This Jadeveon Clowney Stuff Seems Pretty Legit
When Vincent Smith’s helmet finally stopped rolling, and Mike Tirico had caught his breath, and the discussion for play of 2013 had ended only 15 hours into January, I started looking for where I’d seen Jadeveon Clowney do this before.
The award for college football’s most outstanding player was handed out a few weeks ago, but the most talented player in college football is a 6-foot-5, 275-pound sophomore who currently resides in Columbia, South Carolina. And although some of the hung-over, national TV crowd got their introduction to Clowney about as suddenly as Vincent Smith got his, the truth is that the 19-year-old from Rock Hill has been one of the best players in the country since he got to campus.
Clowney was the nation’s no. 1 recruit coming out of high school, and any question as to how that designation came about is evident in these 12 minutes.

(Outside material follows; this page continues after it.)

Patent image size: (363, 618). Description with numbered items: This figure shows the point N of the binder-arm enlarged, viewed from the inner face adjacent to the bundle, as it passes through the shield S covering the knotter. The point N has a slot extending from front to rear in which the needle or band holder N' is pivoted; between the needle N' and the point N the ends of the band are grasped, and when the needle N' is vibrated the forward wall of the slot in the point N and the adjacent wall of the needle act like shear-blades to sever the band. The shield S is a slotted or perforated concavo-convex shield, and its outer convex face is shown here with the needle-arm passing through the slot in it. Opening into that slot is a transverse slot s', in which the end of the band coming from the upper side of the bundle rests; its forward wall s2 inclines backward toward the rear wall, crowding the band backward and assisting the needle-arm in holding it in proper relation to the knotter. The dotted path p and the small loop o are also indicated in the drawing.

This is a high school highlight film that has been viewed half a million times. It shows Clowney scoring five defensive touchdowns in the first two minutes. The sport no. 7 is playing in this clip is different from the one being played by those trying to stop him, and that’s what made yesterday’s destruction seem familiar. Clowney wasn’t his dominant self in South Carolina’s Outback Bowl win against Michigan (mostly because the man assigned to him is going somewhere in the first half of the first round in a few months), but the hit on Smith was enough to remind us that there are some talents that are set apart.

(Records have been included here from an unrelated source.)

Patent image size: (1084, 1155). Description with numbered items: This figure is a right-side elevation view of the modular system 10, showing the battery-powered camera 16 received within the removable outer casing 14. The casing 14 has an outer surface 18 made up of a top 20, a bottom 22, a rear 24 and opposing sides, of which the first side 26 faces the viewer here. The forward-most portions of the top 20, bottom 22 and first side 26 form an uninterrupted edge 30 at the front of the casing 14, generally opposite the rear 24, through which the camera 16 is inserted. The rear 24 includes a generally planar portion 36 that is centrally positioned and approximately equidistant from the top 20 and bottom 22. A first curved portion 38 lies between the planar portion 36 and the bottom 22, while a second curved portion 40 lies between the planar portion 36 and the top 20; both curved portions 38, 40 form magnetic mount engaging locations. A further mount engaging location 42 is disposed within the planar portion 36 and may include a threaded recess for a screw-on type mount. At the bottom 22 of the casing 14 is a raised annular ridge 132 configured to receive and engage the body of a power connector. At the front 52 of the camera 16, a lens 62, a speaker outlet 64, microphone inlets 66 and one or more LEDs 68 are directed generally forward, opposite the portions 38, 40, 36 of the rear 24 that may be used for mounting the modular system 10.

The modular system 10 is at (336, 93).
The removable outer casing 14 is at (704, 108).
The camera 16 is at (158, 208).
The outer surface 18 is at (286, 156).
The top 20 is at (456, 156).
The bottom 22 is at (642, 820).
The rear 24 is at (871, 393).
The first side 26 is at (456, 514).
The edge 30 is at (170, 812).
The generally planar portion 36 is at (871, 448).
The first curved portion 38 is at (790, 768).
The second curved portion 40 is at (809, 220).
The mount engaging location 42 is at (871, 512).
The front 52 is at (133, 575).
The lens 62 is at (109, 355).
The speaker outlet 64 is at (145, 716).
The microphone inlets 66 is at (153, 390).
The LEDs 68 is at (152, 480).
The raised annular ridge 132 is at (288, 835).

Last week, Chicago Bears cornerback Charles Tillman called Calvin Johnson the “LeBron James of football,” and although that may fit in some ways, the designation may be better reserved for Clowney. Rare is the teen football phenom who actually sees it all the way through without any pause in the legend. Bryce Brown was a high school superstar, too, but it wasn’t exactly a clear shot from Wichita to the NFL. Clowney has been the player everyone hoped he would be from the beginning.
It’s hard to comprehend what sort of 2013 it would take for him not to go no. 1 after his junior season ends. The scariest part of it all is that like James, Clowney will enter the league as a fraction of what he could eventually be. Right now, he’s relying on his athleticism. With time, there will come the nuance that makes talented players great ones.